In Asia, where requirements on ESG are barely at the level of optional disclosure, the reliance of general commitments on ESG issues, and information that ignores specific issues and cases, raises doubts about how useful and reliable this information is to investors and other stakeholders.
As Aaron Halegua illustrated in his blog, in response to the recent alleged labour abuses of workers building the casino for Imperial Pacific International (IPI), a company listed on Hong Kong Stock Exchange, the authorities charged the Chinese contractors with dozens of “serious violations” and issued over USD 200,000 in fines. Four Chinese construction firms were required to pay USD 13.9 million in back wages and liquidated damages to over 2,400 employees. Another court case over forced labour and human trafficking claims by seven Chinese construction workers against Imperial Pacific International and its two contractors (a subsidiary of Metallurgical Corp of China (MCC), listed on Hong Kong and Shanghai Stock Exchanges; and Gold Mantis, listed on Shenzhen Stock Exchange) is currently being proceeded in the federal district court on Saipan Island.

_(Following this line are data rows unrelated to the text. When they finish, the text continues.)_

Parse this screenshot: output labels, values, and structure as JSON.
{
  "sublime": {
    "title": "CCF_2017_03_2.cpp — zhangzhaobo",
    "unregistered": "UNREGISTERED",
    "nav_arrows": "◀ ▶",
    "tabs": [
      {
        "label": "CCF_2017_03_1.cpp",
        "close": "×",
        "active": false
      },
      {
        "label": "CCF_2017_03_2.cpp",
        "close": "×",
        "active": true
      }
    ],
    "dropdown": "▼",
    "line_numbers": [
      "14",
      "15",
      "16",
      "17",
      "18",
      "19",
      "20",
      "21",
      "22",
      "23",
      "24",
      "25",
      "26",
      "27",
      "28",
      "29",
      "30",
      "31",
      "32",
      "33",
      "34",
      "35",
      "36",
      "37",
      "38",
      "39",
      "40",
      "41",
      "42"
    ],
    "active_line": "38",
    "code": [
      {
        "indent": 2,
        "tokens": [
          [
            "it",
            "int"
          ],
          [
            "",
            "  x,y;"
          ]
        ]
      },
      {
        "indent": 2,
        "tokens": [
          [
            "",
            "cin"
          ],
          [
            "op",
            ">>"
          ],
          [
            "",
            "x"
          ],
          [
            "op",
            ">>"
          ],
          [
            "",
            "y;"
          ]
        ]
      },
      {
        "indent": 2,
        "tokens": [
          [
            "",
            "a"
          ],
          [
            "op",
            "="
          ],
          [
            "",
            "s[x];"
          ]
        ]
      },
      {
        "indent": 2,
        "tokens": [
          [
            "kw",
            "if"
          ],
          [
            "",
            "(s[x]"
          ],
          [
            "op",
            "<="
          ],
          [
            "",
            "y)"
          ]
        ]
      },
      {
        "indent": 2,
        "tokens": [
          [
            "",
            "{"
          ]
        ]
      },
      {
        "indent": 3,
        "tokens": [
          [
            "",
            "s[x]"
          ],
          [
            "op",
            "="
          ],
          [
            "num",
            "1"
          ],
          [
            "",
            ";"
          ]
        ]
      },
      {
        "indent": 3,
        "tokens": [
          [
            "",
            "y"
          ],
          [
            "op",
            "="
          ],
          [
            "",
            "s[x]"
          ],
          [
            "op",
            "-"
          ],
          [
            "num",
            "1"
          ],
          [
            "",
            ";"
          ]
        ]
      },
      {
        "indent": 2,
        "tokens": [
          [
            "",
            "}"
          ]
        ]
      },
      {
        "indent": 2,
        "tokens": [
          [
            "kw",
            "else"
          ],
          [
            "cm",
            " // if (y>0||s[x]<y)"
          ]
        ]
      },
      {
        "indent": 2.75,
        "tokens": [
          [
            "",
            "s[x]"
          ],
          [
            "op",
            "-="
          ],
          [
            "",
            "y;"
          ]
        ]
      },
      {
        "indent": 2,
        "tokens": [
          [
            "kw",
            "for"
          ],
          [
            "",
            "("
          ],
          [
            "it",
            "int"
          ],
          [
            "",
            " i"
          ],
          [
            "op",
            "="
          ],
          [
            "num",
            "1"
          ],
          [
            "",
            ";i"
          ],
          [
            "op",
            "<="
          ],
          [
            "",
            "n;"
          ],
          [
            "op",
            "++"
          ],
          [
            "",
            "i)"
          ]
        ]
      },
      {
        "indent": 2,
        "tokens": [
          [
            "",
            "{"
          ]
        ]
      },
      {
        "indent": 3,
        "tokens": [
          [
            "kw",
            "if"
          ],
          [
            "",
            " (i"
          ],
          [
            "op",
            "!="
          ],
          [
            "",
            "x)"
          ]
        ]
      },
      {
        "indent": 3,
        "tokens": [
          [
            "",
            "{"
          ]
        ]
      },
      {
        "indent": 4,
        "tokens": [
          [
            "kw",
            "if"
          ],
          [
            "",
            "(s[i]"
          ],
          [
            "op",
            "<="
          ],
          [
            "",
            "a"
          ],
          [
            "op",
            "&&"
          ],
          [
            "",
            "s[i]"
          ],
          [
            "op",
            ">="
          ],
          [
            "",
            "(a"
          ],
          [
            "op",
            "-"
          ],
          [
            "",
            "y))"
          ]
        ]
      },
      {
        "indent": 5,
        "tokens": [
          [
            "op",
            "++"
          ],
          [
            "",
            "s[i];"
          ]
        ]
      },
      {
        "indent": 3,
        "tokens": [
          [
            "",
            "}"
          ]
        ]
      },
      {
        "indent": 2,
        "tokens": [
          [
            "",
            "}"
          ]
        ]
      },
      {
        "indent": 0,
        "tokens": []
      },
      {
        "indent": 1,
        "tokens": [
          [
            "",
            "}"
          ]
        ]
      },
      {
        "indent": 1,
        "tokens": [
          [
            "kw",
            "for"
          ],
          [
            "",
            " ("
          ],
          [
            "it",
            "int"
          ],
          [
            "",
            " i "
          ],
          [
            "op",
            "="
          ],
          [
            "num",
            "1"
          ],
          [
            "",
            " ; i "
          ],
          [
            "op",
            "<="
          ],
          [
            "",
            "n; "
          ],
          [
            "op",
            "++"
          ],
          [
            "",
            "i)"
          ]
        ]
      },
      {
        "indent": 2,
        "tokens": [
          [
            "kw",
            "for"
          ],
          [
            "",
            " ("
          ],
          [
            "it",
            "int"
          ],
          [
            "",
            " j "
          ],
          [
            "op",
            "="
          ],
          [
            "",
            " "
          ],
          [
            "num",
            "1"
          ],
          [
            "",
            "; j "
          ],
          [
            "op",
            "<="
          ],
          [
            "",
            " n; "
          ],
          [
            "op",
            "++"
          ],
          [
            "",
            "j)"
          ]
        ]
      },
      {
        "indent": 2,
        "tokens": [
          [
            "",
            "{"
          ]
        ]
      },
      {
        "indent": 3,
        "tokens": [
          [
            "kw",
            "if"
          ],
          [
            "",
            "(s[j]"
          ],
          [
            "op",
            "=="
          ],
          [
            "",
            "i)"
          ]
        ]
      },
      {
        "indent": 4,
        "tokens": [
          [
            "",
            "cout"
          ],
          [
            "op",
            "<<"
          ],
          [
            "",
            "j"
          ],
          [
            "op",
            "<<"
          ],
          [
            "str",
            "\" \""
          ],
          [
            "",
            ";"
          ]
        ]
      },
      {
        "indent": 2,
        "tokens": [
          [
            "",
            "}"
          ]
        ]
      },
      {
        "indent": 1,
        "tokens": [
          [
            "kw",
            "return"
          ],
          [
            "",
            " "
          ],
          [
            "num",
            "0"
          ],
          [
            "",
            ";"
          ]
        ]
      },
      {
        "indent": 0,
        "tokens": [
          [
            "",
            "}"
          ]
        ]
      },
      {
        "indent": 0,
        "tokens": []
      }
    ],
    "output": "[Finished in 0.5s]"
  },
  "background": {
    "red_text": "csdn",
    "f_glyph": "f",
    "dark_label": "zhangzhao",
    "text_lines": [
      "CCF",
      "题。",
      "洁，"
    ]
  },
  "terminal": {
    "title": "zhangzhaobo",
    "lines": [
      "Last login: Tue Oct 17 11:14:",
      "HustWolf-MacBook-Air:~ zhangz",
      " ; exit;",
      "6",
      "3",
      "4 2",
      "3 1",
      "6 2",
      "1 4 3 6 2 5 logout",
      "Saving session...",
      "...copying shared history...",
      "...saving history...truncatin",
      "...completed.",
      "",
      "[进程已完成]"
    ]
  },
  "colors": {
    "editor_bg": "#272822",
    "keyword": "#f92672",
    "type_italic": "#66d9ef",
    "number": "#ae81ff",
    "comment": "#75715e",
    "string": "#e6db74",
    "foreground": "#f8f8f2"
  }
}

Despite these enforcements by local authorities and legal actions, in IPI’s 2018 ESG report, the company wrote:
“Our operation has minimal risk of employing child and forced labour, therefore the issues are considered non-material.”
This information could be misleading to investors and stakeholders given the potential court fees, professional charges, management distraction, additional staff costs, fines, reduced turnover and reputational damages involved. Yet the existing voluntary disclosure requirement makes such claims possible.
The global socially responsible investment (SRI) market was worth almost $23 trillion in 2018, making up ten per cent of all new funds, according to JPMorgan’s report. These are still expanding rapidly, but 80 per cent are concentrated in Europe and the US.
Strengthening ESG disclosure requirements is a small but crucial step for Asia to catch up in the race for socially responsible capital, and to achieve sustainability both in social and environmental aspects. Asian companies, particularly Chinese companies operating overseas will be increasingly accountable to a larger variety of investors, amid international trends such as advances on mandatory human rights due diligence requirements. Disclosure of comprehensive and credible information on ESG will ultimately benefit these companies and investors by securing their competitiveness.